Pois bem, quando eu era menino, havia, na minha vizinhança, um homem conhecido por Lozinho. Por sinal, quando ele casou, a festa do seu casamento aconteceu em um salão pertencente ao meu pai. Por essa época, eu tinha seis ou sete anos de idade. O noivo, por sua vez, se aproximava dos trinta anos, tinha uma boa saúde, e era um trabalhador incansável, destemido, além de ter uma compleição física invejável. Apesar de tomar umas-e-outras nos finais de semana, não era um homem truculento, brigão, ou coisa que o valha. Muito pelo contrário: era uma pessoa pacata, amável, dócil e, acima de tudo, respeitadora.
Enquanto serviçal, trabalhava a semana inteira nos serviços da roça, que não eram moleza. Era um trabalhador braçal, a bem da verdade.
Como homem, era um bom pai, bom esposo, gostava de conversar e ouvir histórias.
A propósito, Lozinho costumava ir à nossa casa, à noite, e ficava a conversar com os meus genitores, bem como com quem aparecesse lá em casa. Essas conversas se estendiam até por volta de 22 horas, porquanto os meus pais costumavam dormir cedo, e a gente os acompanhava. Durante esses papos, confesso que eu era apenas um ouvinte.
Feita esta preleção, agora vamos ao que interessa.
É que corria um zunzunzum dando conta de que Lozinho tinha o costume, aliás, o mau costume, de comer carne de animais que morriam de morte natural, ou seja, de doenças as mais diversas. Porém a gente relutava em acreditar nessa história, até por se tratar de um fato um tanto quanto absurdo.
Mas um dia esse mistério foi desvendado de uma vez por todas. Foi quando, em uma das noites em que ele foi ter à nossa casa, minha mãe comentou, lamentando, que havia morrido, pela manhã, um de seus perus, que, por sinal, estava bastante gordo.

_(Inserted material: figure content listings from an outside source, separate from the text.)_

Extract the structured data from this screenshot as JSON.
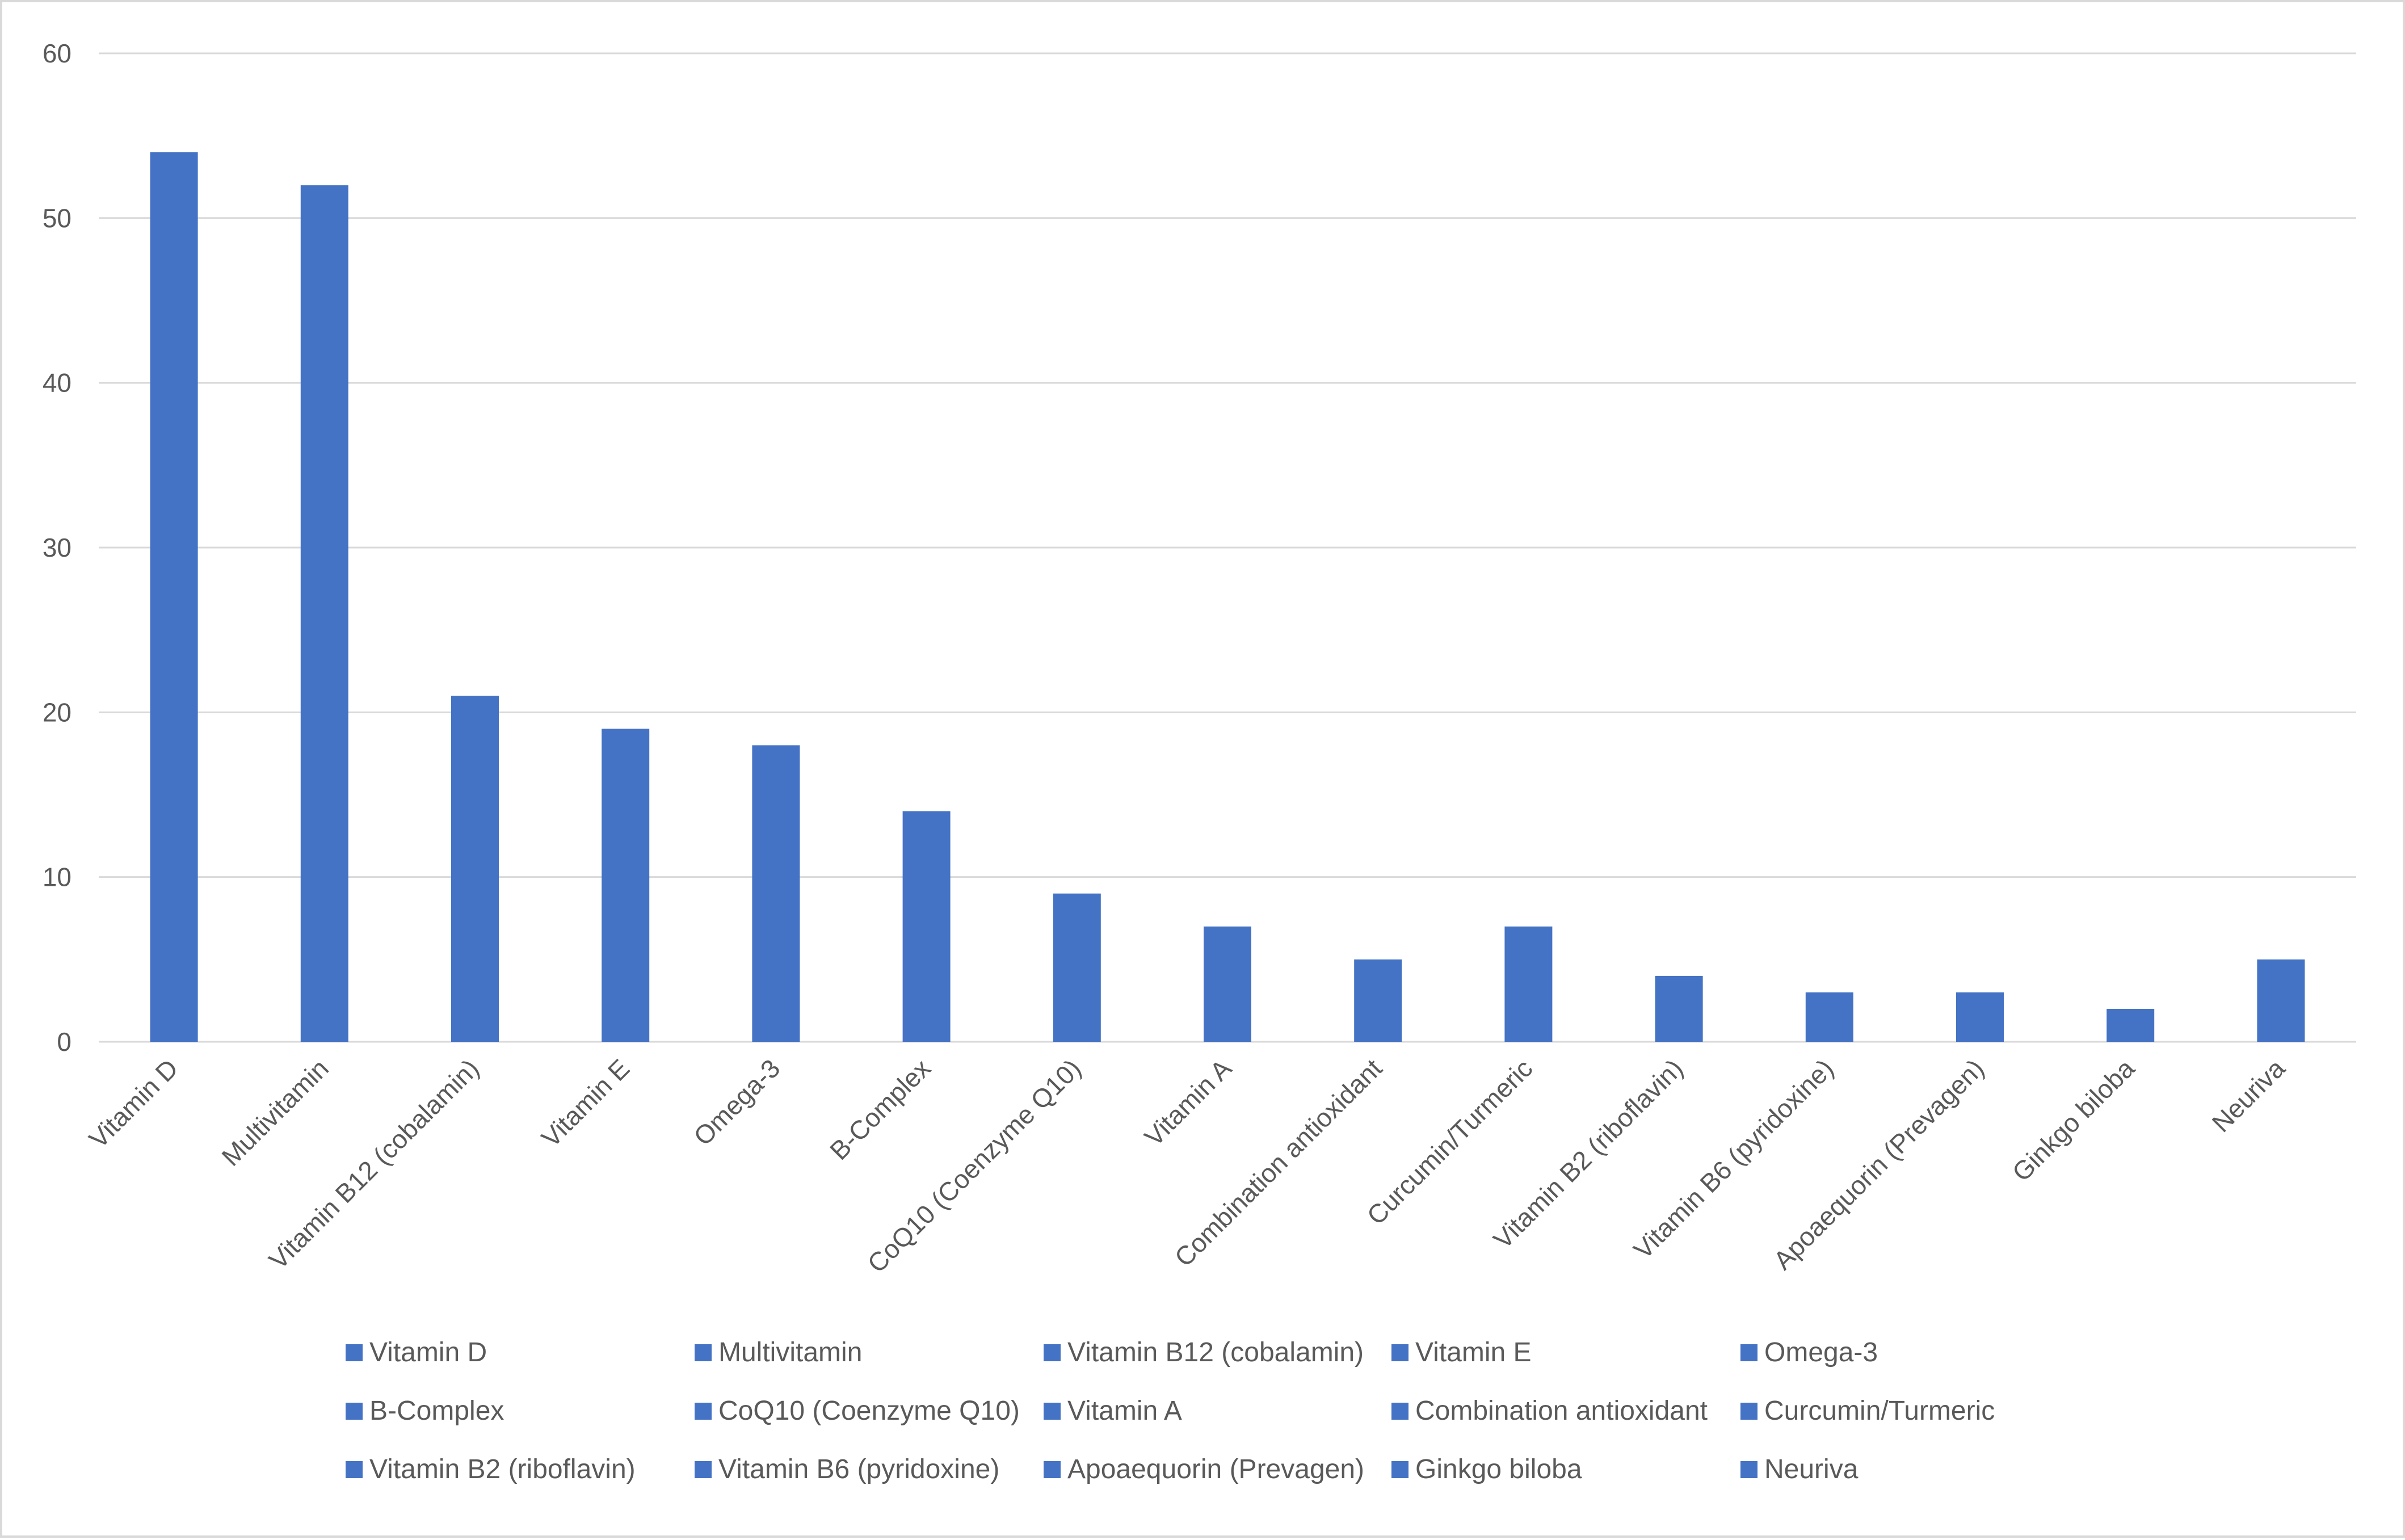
{
  "chart_data": {
    "type": "bar",
    "categories": [
      "Vitamin D",
      "Multivitamin",
      "Vitamin B12 (cobalamin)",
      "Vitamin E",
      "Omega-3",
      "B-Complex",
      "CoQ10 (Coenzyme Q10)",
      "Vitamin A",
      "Combination antioxidant",
      "Curcumin/Turmeric",
      "Vitamin B2 (riboflavin)",
      "Vitamin B6 (pyridoxine)",
      "Apoaequorin (Prevagen)",
      "Ginkgo biloba",
      "Neuriva"
    ],
    "values": [
      54,
      52,
      21,
      19,
      18,
      14,
      9,
      7,
      5,
      7,
      4,
      3,
      3,
      2,
      5
    ],
    "title": "",
    "xlabel": "",
    "ylabel": "",
    "ylim": [
      0,
      60
    ],
    "yticks": [
      "0",
      "10",
      "20",
      "30",
      "40",
      "50",
      "60"
    ],
    "grid": true,
    "legend_position": "bottom",
    "bar_color": "#4472c4",
    "grid_color": "#d9d9d9",
    "text_color": "#595959"
  }
}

Ouvindo esse relato, incontinenti, Lozinho foi logo perguntando: Dona Dezinha, aonde a senhora jogou o peru? Quando mãe lhe informou o local, imediatamente ele pegou de uma lanterna, e foi à procura do peru morto.

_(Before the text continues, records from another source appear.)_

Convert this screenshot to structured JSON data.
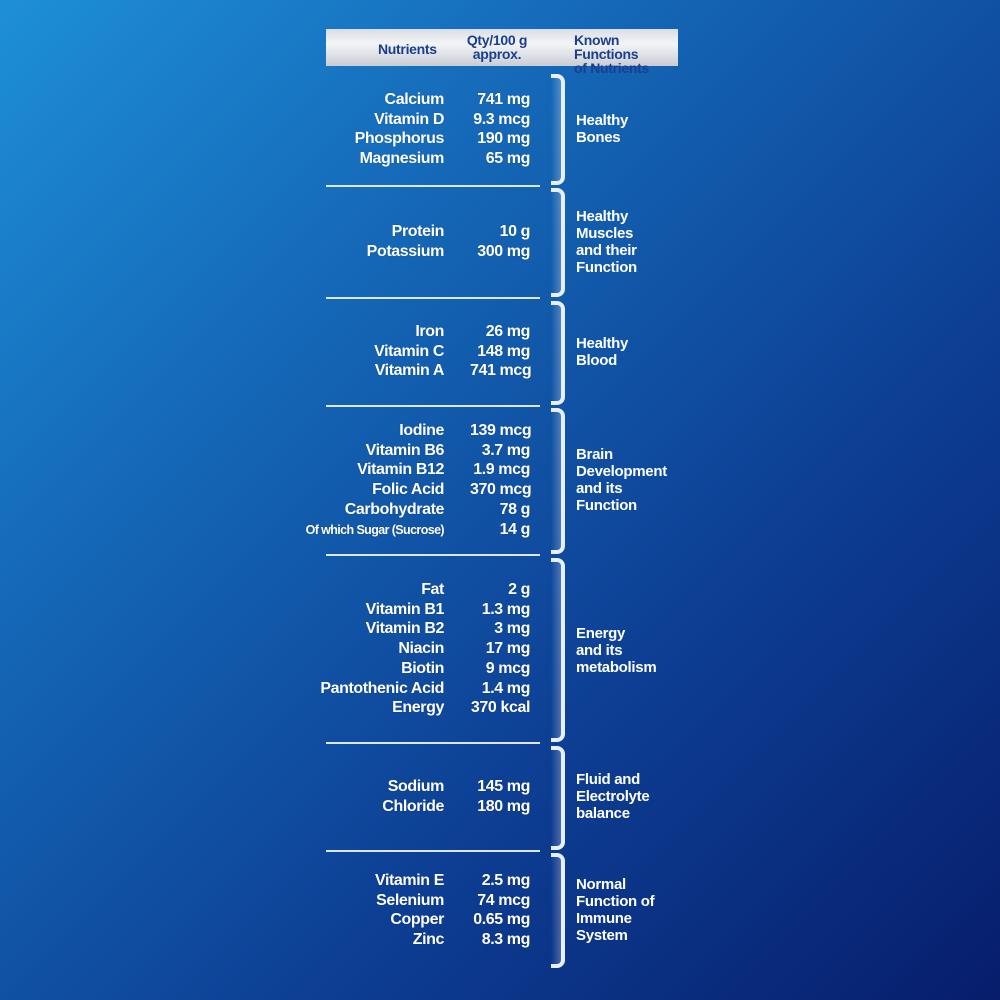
{
  "header": {
    "nutrients": "Nutrients",
    "qty_line1": "Qty/100 g",
    "qty_line2": "approx.",
    "func_line1": "Known Functions",
    "func_line2": "of Nutrients"
  },
  "groups": [
    {
      "function": [
        "Healthy",
        "Bones"
      ],
      "items": [
        {
          "name": "Calcium",
          "qty": "741 mg"
        },
        {
          "name": "Vitamin D",
          "qty": "9.3 mcg"
        },
        {
          "name": "Phosphorus",
          "qty": "190 mg"
        },
        {
          "name": "Magnesium",
          "qty": "65 mg"
        }
      ]
    },
    {
      "function": [
        "Healthy",
        "Muscles",
        "and their",
        "Function"
      ],
      "items": [
        {
          "name": "Protein",
          "qty": "10 g"
        },
        {
          "name": "Potassium",
          "qty": "300 mg"
        }
      ]
    },
    {
      "function": [
        "Healthy",
        "Blood"
      ],
      "items": [
        {
          "name": "Iron",
          "qty": "26 mg"
        },
        {
          "name": "Vitamin C",
          "qty": "148 mg"
        },
        {
          "name": "Vitamin A",
          "qty": "741 mcg"
        }
      ]
    },
    {
      "function": [
        "Brain",
        "Development",
        "and its",
        "Function"
      ],
      "items": [
        {
          "name": "Iodine",
          "qty": "139 mcg"
        },
        {
          "name": "Vitamin B6",
          "qty": "3.7 mg"
        },
        {
          "name": "Vitamin B12",
          "qty": "1.9 mcg"
        },
        {
          "name": "Folic Acid",
          "qty": "370 mcg"
        },
        {
          "name": "Carbohydrate",
          "qty": "78 g"
        },
        {
          "name": "Of which Sugar (Sucrose)",
          "qty": "14 g"
        }
      ]
    },
    {
      "function": [
        "Energy",
        "and its",
        "metabolism"
      ],
      "items": [
        {
          "name": "Fat",
          "qty": "2 g"
        },
        {
          "name": "Vitamin B1",
          "qty": "1.3 mg"
        },
        {
          "name": "Vitamin B2",
          "qty": "3 mg"
        },
        {
          "name": "Niacin",
          "qty": "17 mg"
        },
        {
          "name": "Biotin",
          "qty": "9 mcg"
        },
        {
          "name": "Pantothenic Acid",
          "qty": "1.4 mg"
        },
        {
          "name": "Energy",
          "qty": "370 kcal"
        }
      ]
    },
    {
      "function": [
        "Fluid and",
        "Electrolyte",
        "balance"
      ],
      "items": [
        {
          "name": "Sodium",
          "qty": "145 mg"
        },
        {
          "name": "Chloride",
          "qty": "180 mg"
        }
      ]
    },
    {
      "function": [
        "Normal",
        "Function of",
        "Immune",
        "System"
      ],
      "items": [
        {
          "name": "Vitamin E",
          "qty": "2.5 mg"
        },
        {
          "name": "Selenium",
          "qty": "74 mcg"
        },
        {
          "name": "Copper",
          "qty": "0.65 mg"
        },
        {
          "name": "Zinc",
          "qty": "8.3 mg"
        }
      ]
    }
  ]
}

No dia seguinte, ao passar lá em casa, mãe perguntou-lhe: Lozinho, deu ainda para comer o peru? E ele: Dona Dezinha, nunca vi um peru tão gostoso! Comi ele todinho. E tem mais: quando morrer outra criação da senhora, não enterre nem jogue no mato. É só me avisar, que eu venho buscá-lo na mesma hora!
Acontece, porém, que a história do peru foi pinto em relação à outra que fiquei sabendo dias depois.

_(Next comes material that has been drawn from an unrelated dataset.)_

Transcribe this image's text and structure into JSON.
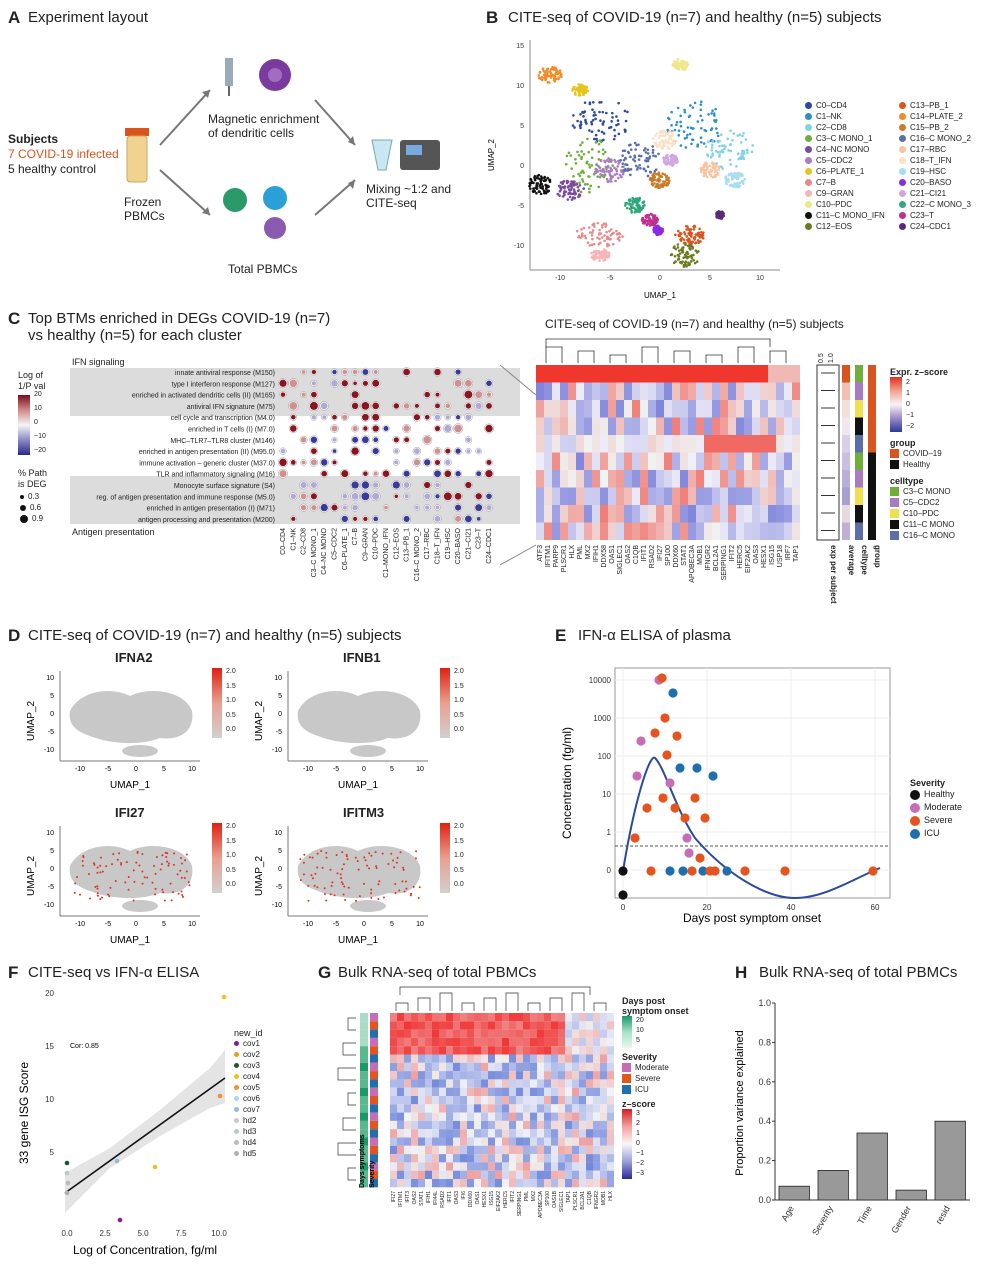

Com efeito, Assis Belmino, meu primo e vizinho de propriedade, tinha um porco que morrera de tétano, e já estava enterrado havia três dias. Ao tomar conhecimento do caso, Lozinho foi procurar Assis pra saber onde ele tinha enterrado o suíno. Ao saber, de imediato foi lá, desenterrou o animal, que já estava em estado de putrefação, e, pasme, Lozinho ainda aproveitou boa parte do porco. Comeu, e, mais uma vez, não teve nada. Sequer, uma dor de cabeça!
A bem da verdade, devo esclarecer que Lozinho comia esse tipo de carne devidamente cozinhada, como outra qualquer, e que não comia sozinho, pois a família toda também comia.
Já adolescente, e dando uma de repórter, tive a oportunidade de entrevistar Lozinho sobre esse estado de coisas. Uma das perguntas que fiz a ele foi a seguinte: Lozinho, já que você come animal apodrecido, praticamente você come todo tipo de animal, é verdade? Aí ele não se fez de rogado, e foi logo respondendo: Aderson, a bem da verdade, eu só não como dos ares, urubu, e do chão, cururu. O resto eu como tudo...
Não sei até quando Lozinho continuou com essa sua mania de comer animais que, com certeza, a vigilância sanitária não recomendaria.
Há muitos anos eu perdi o contato com o protagonista deste texto. Porém sou sabedor de que ele está vivo, e certamente gozando de alguma aposentadoria. Lamento saber que ele perdeu a esposa e o filho mais velho há alguns anos.